Anlaşılan Deniz susmayacaktı. gözlerimi yavaş yavaş açıp yatakta doğrulmaya başladım. Daha hava bile yeni yeni açılmaya başlamışken Deniz kendi kendine geç kalacağız diye söylenip duruyordu. Ben bu kızı gerçekten anlamıyordum. Hayır bir insan okula hazırlanmaya neden tam bir buçuk saat öncesinden başlardı ki?
Yatakta oturmaya devam ederken "Sana da günaydın kardeşim" dedim. Deniz ise gayet şaşkın bir halde "Ya Kumsal sen ciddi misin hala günaydın diyorsun artık kalkıp hazırlanmaya başla ilk günden geç mi kalmak istiyorsun?" diye sordu.
Bu soru karşısında Deniz'den daha fazla şaşkın bir halde cevap verdim. "Deniz asıl sen ciddi misin saat daha 6.30 ya 6.30 açıkçası bir insanın bu vakitte kalkıp hazırlanması için delirmiş olmaz falan gerekiyor. Hem senin şarj aletini falan da ben almadım." dedim.
Kardeşim diye demiyorum ama cidden sorunluydu. Her sabah 6'da kalkıp ilk önce sabah sporu olarak yetimhanenin etrafında 3 tur koşardı. Sporu bittikten sonra duş alıp direkt okul için hazırlıklarına başlardı. Üstelik derslerin sekiz buçukta başlamasına rağmen her gün saat tam 8'de okulda olurdu.

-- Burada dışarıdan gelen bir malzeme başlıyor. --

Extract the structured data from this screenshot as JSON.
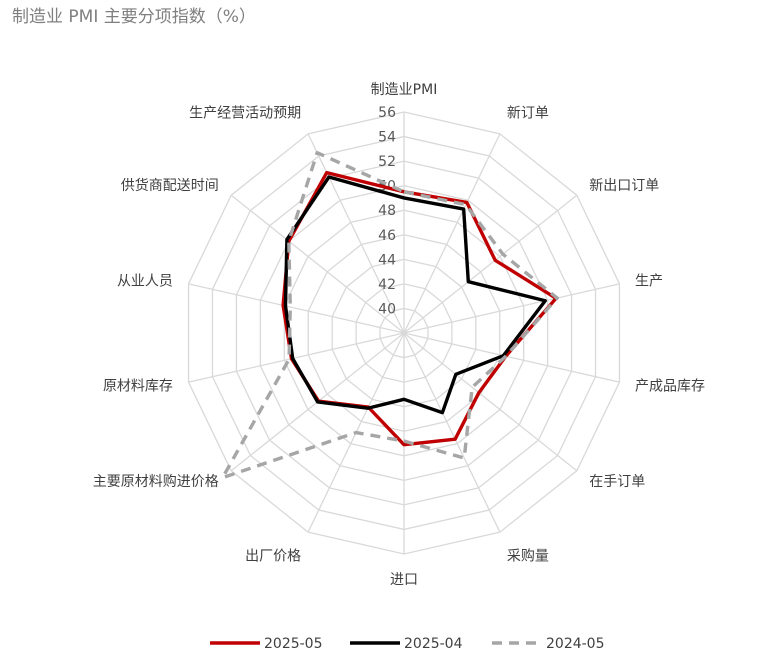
{
  "title": "制造业 PMI 主要分项指数（%）",
  "chart_data": {
    "type": "radar",
    "title": "制造业 PMI 主要分项指数（%）",
    "categories": [
      "制造业PMI",
      "新订单",
      "新出口订单",
      "生产",
      "产成品库存",
      "在手订单",
      "采购量",
      "进口",
      "出厂价格",
      "主要原材料购进价格",
      "原材料库存",
      "从业人员",
      "供货商配送时间",
      "生产经营活动预期"
    ],
    "series": [
      {
        "name": "2025-05",
        "color": "#c00000",
        "dash": "",
        "values": [
          49.5,
          49.8,
          47.5,
          50.7,
          46.5,
          45.8,
          47.6,
          47.1,
          44.7,
          46.9,
          47.4,
          48.1,
          50.0,
          52.5
        ]
      },
      {
        "name": "2025-04",
        "color": "#000000",
        "dash": "",
        "values": [
          49.0,
          49.2,
          44.7,
          49.8,
          46.3,
          43.4,
          45.2,
          43.4,
          44.8,
          47.0,
          47.3,
          47.9,
          50.2,
          52.1
        ]
      },
      {
        "name": "2024-05",
        "color": "#a6a6a6",
        "dash": "10,7",
        "values": [
          49.5,
          49.6,
          48.3,
          50.8,
          46.5,
          45.1,
          49.3,
          46.8,
          47.0,
          56.9,
          47.6,
          47.5,
          50.0,
          54.3
        ]
      }
    ],
    "rticks": [
      40,
      42,
      44,
      46,
      48,
      50,
      52,
      54,
      56
    ],
    "rlim": [
      38,
      56
    ],
    "grid": true,
    "legend_position": "bottom"
  }
}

Ben ise tam bir aydır bunları izlemeye bile dayanamıyorken Deniz'in yüzünden ben de erken gitmek zorunda kalacaktım. Deniz kendi halinde söylenmeye devam ederken ben de yavaş yavaş yataktan kalkıp lavaboya doğru yöneldim. Aynanın karşısına geçip rutin işlerimi hallettim. Deniz'e göre çok farklıydım. Deniz sarışındı. Ben ise kumraldım.
Askılıkta olan havluyu alıp yüzüme kurularken birden rüyamda gördüm o kahverengi gözlü çocuk aklıma geldi. Neden bilmiyorum ama bu rüyayı sıklıkla görürdüm. Fakat kulübeden gelen çığlıktan sonrası olmazdı. Daha önce öyle birini gördüğümü hiç hatırlamıyordum. Zaten fazlasıyla asosyal biriydim, yetimhaneden dışarısı yoktu benim için.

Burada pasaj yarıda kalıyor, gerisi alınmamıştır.